What is Digital Transformation?
To understand the impact of digital transformation on forecasting, it’s important to first define what digital transformation is.
Research organizations like Forrester council that digital transformation has come to mean different things to different parts of the organization. The broadest definition, however, has the most meaning to the finance function – the use and adoption of the latest technology to support a new business model. Through the adoption and use of technology and digital tools, organizations are experiencing a cultural change of openness and a revolution in operational efficiency.
One important piece of this for finance teams is the availability of data. New tools democratize organizational data, increasing information that finance has access to, but also making finance data available across the organization.
Also key is the adoption of tools that makes complex analysis of large amounts of data possible, while other tools make that data easier to understand.
Combine the availability of data with analytical tools and what-if scenarios, and forecasting becomes both highly accurate and a powerful agent for change.
Digital Financial Forecasting and Decision Making
With the proliferation of technical tools, machine learning, and automation that are available today, the finance team’s job has expanded and become a more critical part of the organization’s strategic planning. Three particular technical areas are contributing heavily to the evolution to digital financial forecasting:
Data transparency – A keystone of many digital transformation initiatives, data integration across the organization provides visibility to data previously siloed within various departments. Sales, production, supply chain data, and more is available for inclusion in forecasting analysis. With a broader understanding of operations that impact financial forecasts, and the speed at which that data is now available, forecasts after data integration are more comprehensive and therefore more accurate.
Processing large data sets – When big data initiatives are included in a company’s transformation efforts, finance teams have a goldmine of data that can be used for forecasting. With machine learning and predictive analytics, data from across the company can be married with other data — like social media, environmental, historical industry data and the like — to create forecasts that are like looking into a crystal ball.
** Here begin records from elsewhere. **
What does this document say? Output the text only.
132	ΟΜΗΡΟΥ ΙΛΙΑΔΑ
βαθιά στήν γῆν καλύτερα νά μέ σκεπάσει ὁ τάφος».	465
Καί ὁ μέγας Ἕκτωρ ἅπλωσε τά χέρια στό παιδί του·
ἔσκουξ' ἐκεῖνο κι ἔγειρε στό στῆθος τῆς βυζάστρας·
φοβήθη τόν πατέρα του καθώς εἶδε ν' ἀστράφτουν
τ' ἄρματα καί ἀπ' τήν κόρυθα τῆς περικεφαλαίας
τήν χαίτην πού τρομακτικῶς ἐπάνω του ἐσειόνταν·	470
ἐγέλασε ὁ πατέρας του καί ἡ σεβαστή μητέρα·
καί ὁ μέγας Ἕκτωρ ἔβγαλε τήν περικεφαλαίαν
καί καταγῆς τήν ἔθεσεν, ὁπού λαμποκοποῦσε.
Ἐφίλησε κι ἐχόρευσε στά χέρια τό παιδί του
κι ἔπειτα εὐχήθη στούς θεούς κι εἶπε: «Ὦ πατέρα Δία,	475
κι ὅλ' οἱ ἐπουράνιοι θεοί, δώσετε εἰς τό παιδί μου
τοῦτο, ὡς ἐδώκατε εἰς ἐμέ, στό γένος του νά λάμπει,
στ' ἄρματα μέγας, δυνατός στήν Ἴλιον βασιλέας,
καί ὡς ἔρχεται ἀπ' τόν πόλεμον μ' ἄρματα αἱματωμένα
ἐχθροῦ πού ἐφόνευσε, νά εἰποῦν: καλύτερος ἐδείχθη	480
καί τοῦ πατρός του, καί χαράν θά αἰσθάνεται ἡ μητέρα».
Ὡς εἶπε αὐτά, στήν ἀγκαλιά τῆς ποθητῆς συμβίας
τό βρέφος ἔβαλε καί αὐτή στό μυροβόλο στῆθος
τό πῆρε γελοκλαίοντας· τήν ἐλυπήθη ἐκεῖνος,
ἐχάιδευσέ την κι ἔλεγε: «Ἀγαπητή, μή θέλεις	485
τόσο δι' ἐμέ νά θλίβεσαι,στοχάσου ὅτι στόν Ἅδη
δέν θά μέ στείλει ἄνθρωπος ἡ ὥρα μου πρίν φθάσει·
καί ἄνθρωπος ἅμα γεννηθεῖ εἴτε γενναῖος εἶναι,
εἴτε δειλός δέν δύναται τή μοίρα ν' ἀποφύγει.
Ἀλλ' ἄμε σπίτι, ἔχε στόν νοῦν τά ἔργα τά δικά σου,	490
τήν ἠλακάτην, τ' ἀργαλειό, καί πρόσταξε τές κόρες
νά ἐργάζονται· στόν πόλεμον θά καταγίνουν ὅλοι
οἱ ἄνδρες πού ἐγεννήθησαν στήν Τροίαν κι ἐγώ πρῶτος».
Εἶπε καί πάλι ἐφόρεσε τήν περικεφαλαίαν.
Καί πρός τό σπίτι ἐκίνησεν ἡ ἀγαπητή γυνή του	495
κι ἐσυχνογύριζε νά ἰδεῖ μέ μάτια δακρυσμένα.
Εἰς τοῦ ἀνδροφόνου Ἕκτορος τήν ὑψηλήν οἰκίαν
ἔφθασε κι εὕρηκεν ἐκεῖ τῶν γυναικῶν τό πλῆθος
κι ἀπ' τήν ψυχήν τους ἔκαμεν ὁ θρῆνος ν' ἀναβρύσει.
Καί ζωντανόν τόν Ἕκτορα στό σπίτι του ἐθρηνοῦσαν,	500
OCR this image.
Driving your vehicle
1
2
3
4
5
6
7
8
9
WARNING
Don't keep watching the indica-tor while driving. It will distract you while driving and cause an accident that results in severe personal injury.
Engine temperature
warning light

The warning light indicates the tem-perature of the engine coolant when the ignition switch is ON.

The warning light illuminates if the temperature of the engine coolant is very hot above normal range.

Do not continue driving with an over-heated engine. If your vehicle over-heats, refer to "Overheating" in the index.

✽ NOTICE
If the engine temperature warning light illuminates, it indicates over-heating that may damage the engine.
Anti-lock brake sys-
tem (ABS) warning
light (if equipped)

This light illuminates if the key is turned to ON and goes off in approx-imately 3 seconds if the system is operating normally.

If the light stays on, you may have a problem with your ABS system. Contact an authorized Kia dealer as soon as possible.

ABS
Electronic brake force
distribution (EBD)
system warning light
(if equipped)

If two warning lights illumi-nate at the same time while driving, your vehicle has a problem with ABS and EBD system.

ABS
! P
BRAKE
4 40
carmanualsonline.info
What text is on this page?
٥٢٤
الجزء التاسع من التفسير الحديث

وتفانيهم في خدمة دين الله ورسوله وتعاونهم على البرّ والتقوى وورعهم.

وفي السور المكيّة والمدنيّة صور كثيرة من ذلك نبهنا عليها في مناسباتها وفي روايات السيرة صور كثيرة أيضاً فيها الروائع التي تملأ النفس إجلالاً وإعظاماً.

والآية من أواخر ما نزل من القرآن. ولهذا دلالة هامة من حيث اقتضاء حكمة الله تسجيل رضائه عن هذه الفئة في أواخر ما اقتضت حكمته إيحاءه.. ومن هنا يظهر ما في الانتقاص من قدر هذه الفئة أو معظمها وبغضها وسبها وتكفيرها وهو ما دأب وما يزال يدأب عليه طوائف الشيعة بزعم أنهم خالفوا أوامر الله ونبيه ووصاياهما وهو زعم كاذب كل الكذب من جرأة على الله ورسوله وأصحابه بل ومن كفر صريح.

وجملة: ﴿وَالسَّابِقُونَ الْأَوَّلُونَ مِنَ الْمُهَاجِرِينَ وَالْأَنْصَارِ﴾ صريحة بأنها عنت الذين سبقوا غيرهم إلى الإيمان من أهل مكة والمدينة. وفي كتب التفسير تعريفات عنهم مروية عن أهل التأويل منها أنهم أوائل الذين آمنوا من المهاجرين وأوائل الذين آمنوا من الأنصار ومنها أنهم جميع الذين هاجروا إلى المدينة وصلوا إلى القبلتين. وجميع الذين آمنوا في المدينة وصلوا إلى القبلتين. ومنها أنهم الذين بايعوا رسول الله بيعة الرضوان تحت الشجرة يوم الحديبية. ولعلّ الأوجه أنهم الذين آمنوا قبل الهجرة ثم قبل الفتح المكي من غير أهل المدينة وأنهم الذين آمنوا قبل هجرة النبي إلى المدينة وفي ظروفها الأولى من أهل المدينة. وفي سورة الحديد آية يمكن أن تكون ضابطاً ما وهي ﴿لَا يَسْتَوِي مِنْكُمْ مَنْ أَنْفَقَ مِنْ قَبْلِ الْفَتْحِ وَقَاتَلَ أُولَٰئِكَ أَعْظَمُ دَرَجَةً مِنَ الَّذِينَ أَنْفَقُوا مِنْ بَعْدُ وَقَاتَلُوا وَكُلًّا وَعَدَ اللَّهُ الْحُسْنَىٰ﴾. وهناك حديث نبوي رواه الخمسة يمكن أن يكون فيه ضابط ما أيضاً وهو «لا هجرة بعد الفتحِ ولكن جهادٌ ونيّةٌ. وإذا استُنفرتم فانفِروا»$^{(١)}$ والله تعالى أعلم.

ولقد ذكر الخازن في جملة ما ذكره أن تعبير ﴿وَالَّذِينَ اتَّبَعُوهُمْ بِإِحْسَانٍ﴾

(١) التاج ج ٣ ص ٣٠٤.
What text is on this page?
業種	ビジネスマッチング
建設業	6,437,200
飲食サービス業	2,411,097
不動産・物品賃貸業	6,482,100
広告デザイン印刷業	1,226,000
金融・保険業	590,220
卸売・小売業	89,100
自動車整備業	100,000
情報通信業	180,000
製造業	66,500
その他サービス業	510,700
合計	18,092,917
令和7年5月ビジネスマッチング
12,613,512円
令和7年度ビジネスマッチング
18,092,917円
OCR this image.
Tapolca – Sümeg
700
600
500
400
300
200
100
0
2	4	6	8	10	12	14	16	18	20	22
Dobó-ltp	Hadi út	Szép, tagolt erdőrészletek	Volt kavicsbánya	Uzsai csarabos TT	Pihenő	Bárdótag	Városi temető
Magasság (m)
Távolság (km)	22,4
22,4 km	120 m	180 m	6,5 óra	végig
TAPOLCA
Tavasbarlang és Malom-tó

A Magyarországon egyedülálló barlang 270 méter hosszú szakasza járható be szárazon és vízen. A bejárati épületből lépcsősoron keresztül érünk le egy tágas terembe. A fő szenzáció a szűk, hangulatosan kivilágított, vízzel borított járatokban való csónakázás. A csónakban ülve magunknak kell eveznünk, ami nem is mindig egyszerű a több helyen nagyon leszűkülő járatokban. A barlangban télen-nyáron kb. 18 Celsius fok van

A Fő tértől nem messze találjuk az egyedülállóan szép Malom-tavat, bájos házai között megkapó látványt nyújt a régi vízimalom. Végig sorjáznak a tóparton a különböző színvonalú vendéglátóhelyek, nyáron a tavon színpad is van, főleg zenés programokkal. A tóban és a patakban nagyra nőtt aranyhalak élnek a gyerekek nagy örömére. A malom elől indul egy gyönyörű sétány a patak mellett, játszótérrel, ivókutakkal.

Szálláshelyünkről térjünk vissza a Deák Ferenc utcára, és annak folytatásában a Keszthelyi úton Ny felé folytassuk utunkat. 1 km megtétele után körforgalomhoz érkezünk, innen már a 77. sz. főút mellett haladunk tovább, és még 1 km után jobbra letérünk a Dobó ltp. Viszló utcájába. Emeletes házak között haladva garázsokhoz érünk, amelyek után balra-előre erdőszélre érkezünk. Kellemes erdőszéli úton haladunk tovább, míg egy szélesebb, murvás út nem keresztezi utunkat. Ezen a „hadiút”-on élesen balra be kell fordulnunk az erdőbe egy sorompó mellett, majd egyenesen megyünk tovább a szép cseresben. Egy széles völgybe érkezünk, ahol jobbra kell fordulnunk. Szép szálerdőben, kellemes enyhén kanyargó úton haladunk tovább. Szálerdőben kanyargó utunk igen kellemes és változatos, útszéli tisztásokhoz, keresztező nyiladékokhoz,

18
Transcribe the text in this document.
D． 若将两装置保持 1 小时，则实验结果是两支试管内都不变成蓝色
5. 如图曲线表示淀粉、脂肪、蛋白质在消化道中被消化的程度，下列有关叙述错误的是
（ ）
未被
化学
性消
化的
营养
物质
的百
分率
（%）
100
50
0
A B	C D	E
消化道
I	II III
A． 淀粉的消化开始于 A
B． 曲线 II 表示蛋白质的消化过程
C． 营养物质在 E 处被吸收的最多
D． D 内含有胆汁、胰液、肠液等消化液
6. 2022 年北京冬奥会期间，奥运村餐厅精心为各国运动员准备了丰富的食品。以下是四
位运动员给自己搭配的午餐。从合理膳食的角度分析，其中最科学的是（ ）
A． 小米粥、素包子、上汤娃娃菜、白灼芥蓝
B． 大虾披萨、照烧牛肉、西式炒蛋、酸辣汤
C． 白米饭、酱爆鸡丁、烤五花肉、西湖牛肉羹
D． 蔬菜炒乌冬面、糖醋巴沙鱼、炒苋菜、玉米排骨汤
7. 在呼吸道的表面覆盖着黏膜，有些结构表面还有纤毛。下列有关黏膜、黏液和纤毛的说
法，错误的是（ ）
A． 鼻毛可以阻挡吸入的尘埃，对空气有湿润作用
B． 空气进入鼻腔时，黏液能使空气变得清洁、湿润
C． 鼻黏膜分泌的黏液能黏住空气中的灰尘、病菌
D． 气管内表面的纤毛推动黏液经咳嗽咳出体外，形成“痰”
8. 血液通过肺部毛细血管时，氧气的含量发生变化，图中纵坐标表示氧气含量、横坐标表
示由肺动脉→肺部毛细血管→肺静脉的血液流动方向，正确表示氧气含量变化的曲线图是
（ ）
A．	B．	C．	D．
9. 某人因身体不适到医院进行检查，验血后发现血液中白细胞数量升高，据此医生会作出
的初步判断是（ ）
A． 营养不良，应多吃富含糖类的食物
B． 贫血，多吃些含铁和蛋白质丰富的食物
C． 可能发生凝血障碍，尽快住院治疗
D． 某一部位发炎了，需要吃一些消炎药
Data Visualization – Some team members are highly skilled at data analysis. Unfortunately, those resources are in high demand, and not everyone who needs to review data and contribute to financial forecasts can extrapolate decision-critical information from a spreadsheet of numbers. Data visualization tools and financial dashboards, however, simplify the meaning behind the numbers so that data driven decisions can be made across the organization. It improves forecasting, as everyone involved can have a clear understanding of the critical data involved in the forecasting process.